Poursuite de la plongée vers le sud ; il est dix-huit heures et les jambes se font lourdes. Il est temps de faire une escale. Une gentille terrasse de bistrot me tend ses chaises ; une terrasse que je quitterai au bout d'un quart d'heure, faute d'avoir vu le moindre serveur. Malgré l'afflux touristique, la gestion a encore quelques relents socialistes........ Je ne perdrai pas au change en me réfugiant sous un patio verdoyant, à l'ombre de la colline du Wawel.

Le Wawel, c'est en quelque sorte le nombril de Cracovie et le cœur de la Pologne. La colline du château fut en effet pendant plus de cinq siècles le centre politique et administratif du pays. Et, malgré la décision prise par le roi Sigismund III Wasa de transférer la capitale à Varsovie, Rois, Princes et Hommes de Lettres continuèrent à se faire inhumer dans la cathédrale du château. Le Wawel, nous dit le Routard, est plus qu'un monument, c'est un livre d'histoire, symbole de la fierté et de l'unité nationale.

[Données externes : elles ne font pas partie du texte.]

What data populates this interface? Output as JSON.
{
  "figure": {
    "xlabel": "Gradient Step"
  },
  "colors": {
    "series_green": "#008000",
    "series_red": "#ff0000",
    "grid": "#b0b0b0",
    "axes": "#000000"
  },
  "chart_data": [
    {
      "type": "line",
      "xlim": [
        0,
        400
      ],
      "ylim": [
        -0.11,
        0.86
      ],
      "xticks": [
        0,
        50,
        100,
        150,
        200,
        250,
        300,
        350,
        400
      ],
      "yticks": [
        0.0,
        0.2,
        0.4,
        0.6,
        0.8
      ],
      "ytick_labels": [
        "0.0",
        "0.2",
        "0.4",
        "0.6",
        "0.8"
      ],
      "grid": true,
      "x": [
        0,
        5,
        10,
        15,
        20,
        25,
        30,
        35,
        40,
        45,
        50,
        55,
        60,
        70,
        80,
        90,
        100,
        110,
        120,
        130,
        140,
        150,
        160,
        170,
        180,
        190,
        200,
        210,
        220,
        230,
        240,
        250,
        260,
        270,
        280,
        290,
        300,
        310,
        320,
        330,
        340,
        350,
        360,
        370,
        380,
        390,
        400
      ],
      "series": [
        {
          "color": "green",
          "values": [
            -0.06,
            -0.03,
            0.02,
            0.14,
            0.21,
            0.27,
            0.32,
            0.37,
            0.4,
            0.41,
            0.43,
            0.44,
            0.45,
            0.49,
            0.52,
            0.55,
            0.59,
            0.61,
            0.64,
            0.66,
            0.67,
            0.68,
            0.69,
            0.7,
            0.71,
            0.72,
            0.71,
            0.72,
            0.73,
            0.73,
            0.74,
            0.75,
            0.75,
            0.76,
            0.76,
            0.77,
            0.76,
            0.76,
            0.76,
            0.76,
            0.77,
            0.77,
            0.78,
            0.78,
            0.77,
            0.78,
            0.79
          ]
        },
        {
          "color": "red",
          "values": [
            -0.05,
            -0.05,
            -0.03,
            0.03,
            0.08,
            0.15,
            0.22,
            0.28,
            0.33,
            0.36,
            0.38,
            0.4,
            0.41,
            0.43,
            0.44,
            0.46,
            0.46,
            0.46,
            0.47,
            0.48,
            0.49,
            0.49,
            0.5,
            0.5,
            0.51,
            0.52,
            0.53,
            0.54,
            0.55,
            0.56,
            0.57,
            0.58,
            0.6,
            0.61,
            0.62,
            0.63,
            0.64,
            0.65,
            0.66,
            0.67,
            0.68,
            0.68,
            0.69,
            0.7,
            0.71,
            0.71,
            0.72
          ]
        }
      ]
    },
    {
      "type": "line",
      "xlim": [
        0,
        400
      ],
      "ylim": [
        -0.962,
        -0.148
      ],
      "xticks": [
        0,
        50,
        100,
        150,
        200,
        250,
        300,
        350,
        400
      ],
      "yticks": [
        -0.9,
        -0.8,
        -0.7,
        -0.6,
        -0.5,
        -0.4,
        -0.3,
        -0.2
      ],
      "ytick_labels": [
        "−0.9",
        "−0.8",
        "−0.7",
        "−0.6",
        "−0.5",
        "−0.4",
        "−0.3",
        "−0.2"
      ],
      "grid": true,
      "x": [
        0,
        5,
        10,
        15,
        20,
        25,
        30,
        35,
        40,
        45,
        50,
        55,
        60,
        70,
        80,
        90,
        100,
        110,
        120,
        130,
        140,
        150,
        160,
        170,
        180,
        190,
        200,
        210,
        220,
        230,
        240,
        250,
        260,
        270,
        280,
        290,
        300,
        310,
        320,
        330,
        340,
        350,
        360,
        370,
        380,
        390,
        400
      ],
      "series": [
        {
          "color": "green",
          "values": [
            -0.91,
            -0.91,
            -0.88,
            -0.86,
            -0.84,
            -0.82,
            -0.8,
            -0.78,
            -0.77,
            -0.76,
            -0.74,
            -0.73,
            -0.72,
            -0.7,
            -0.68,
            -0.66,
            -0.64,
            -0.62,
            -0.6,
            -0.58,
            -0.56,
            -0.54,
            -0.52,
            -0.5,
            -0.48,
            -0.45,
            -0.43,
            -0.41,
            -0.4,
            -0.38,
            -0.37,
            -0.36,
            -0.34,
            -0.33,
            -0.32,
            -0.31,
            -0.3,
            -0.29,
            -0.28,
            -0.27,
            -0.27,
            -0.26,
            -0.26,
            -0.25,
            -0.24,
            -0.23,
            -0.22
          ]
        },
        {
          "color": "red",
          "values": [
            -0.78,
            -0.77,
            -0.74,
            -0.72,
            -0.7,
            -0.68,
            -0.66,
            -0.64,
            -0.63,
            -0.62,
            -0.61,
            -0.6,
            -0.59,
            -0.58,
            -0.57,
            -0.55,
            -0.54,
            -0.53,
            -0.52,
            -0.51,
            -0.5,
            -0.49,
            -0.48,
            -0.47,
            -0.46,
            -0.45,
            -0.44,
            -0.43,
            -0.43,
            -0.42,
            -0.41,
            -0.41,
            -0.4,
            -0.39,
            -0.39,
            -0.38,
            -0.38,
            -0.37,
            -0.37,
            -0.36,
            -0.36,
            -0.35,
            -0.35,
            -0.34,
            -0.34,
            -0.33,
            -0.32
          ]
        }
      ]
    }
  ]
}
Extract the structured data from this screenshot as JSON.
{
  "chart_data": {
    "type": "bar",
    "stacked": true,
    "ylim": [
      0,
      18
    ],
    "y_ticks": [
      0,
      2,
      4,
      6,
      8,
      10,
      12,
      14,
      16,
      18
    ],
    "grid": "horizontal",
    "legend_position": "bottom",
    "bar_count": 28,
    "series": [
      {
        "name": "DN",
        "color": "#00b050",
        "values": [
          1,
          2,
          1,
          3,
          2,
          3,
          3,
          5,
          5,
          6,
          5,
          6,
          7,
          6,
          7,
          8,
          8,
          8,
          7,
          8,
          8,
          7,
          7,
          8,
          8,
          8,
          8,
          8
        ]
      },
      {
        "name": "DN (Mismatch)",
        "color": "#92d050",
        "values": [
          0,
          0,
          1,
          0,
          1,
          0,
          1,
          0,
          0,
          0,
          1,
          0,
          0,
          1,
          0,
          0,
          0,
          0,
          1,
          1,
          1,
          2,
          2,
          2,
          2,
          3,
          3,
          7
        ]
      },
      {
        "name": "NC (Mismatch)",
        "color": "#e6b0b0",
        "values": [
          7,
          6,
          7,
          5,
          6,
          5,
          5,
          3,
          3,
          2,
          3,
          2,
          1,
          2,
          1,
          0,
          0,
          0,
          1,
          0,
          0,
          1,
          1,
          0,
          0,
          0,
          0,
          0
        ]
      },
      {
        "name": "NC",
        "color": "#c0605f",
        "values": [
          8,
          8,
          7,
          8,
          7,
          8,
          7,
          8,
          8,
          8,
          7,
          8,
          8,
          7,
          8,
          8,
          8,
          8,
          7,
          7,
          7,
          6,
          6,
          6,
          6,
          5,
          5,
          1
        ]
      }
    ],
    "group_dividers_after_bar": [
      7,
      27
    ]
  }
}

Retour en taxi à l'hôtel, inutile de s'en priver, les prix sont ridiculement bas. La salle à manger de l'Ibis est bondée, littéralement envahie par les hordes touristiques germaniques. Un bus vient de déverser son troupeau affamé. Je me réfugie dans un petit coin, feuilletant mes guides en dégustant une intéressante assiette de charcuterie polonaise et la légendaire Kotelett, escalope de poulet fourrée au jambon et roulée en forme de saucisse.........


22 juillet 2000 :
Et de repartir à la case départ, la colline de Wawel bien sûr. L'endroit est enchanté, une sorte de grande cour-jardin avec tout autour cathédrale, château , chapelle et appartements royaux. La visite complète suppose d'y consacrer beaucoup de temps, et surtout d'obéir à une queue monstrueuse pour acheter les tickets. Car la gestion est ici aussi encore très socialiste, une seule caissière qui prend respectablement son temps en dépit des théories de touristes qui en veulent pour leur argent. Retenons deux choses :


- la cathédrale, un joyau de l'art gothique, dont la porte d'entrée m'a sérieusement interpellée. Sur la gauche du porche, une grosse chaîne soutient des os d'animaux préhistoriques. Ce seraient les restes du Dragon qui hantait autrefois la colline ; on leur attribue du reste le pouvoir d'écarter les forces du mal et de protéger la cathédrale.
- La caverne du Dragon, sise au pied de la tour des voleurs, et à laquelle on accède par un très étroit escalier.....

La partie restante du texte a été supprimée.